2010-01-03 Thread John Haber
To pick up from yesterday, language reflects the conflicts in the term's 
history. If art is complicit with the system, then logically it must 
also be implicit in the system. Conversely, the system must then be 
implicit or explicit in the art. This is mere wordplay, but already the 
blame game has shown its power -- but also some limitations. No one 
would say that the system is explicit in the artist. You can see how 
lawyers and linguists earn a living, so I had better pull out the 
dictionary after all.

If I ask what complicit” means, as opposed to implicit” or explicit,” 
it seems reasonably clear. It also has a surprisingly distinct 
etymology. It has a modern English cognate in accomplice.” This makes 
sense, since the system is presumably the culprit, with the artist along 
for the ride. It also shares roots with a more innocent word, 
compliment.” That, too, makes sense, if one thinks of the traditional 
role of history painting and court portraiture -- or the extremes to 
which Jeff Koons will go to flatter his audience.

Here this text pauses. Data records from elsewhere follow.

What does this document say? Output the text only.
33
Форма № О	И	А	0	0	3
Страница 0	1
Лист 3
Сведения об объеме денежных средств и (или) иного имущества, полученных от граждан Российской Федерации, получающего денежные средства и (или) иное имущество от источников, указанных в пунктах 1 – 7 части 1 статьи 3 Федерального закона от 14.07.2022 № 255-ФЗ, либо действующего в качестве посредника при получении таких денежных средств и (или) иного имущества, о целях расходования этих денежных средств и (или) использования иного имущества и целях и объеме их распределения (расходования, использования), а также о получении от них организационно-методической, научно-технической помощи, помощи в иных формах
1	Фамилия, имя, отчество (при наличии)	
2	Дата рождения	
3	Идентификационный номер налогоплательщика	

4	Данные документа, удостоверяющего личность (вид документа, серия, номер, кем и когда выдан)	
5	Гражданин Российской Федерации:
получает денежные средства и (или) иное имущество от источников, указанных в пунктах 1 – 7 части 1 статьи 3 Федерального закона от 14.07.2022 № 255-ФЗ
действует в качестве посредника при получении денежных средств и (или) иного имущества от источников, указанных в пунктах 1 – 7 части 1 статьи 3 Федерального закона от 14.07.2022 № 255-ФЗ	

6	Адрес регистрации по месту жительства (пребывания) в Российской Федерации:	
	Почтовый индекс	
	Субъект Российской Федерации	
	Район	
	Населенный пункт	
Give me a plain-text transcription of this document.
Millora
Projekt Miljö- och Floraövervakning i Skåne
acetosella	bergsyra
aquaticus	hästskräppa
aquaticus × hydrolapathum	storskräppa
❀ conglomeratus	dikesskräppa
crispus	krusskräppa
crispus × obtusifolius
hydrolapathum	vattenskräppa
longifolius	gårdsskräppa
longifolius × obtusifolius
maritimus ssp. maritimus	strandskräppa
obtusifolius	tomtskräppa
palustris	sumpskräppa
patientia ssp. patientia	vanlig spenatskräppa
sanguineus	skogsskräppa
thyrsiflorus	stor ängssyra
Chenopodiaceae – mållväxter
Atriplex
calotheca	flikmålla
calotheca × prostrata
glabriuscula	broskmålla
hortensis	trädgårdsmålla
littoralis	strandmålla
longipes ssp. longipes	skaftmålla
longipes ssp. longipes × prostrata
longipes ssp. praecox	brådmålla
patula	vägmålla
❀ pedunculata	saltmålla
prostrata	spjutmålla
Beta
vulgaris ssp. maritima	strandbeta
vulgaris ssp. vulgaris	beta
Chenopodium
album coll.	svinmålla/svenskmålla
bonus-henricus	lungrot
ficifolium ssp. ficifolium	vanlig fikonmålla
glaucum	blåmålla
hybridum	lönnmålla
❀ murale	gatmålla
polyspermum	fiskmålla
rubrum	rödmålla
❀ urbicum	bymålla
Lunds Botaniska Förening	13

Note, though, the distinct ethical associations of a word's twin roots. 
They correspond to the ethical history that I found in the twentieth 
century. For many an older Marxist, the system is criminal, with the 
artist aiding and abetting the crime. In turn, as for Walter Benjamin, 
the system my respond by betraying its abettors, not just by sentencing 
artists to prison or death, but also by making such ideas as fine art 
and originality obsolete. For him and others, before and since, artists 
can respond as well -- by speaking truth to power. Feminism and 
appropriation art have had just that aim, especially for generation of 
artists starting in the late 1970s. I felt their urgency again just this 
past year with Jenny Holzer at the Whitney.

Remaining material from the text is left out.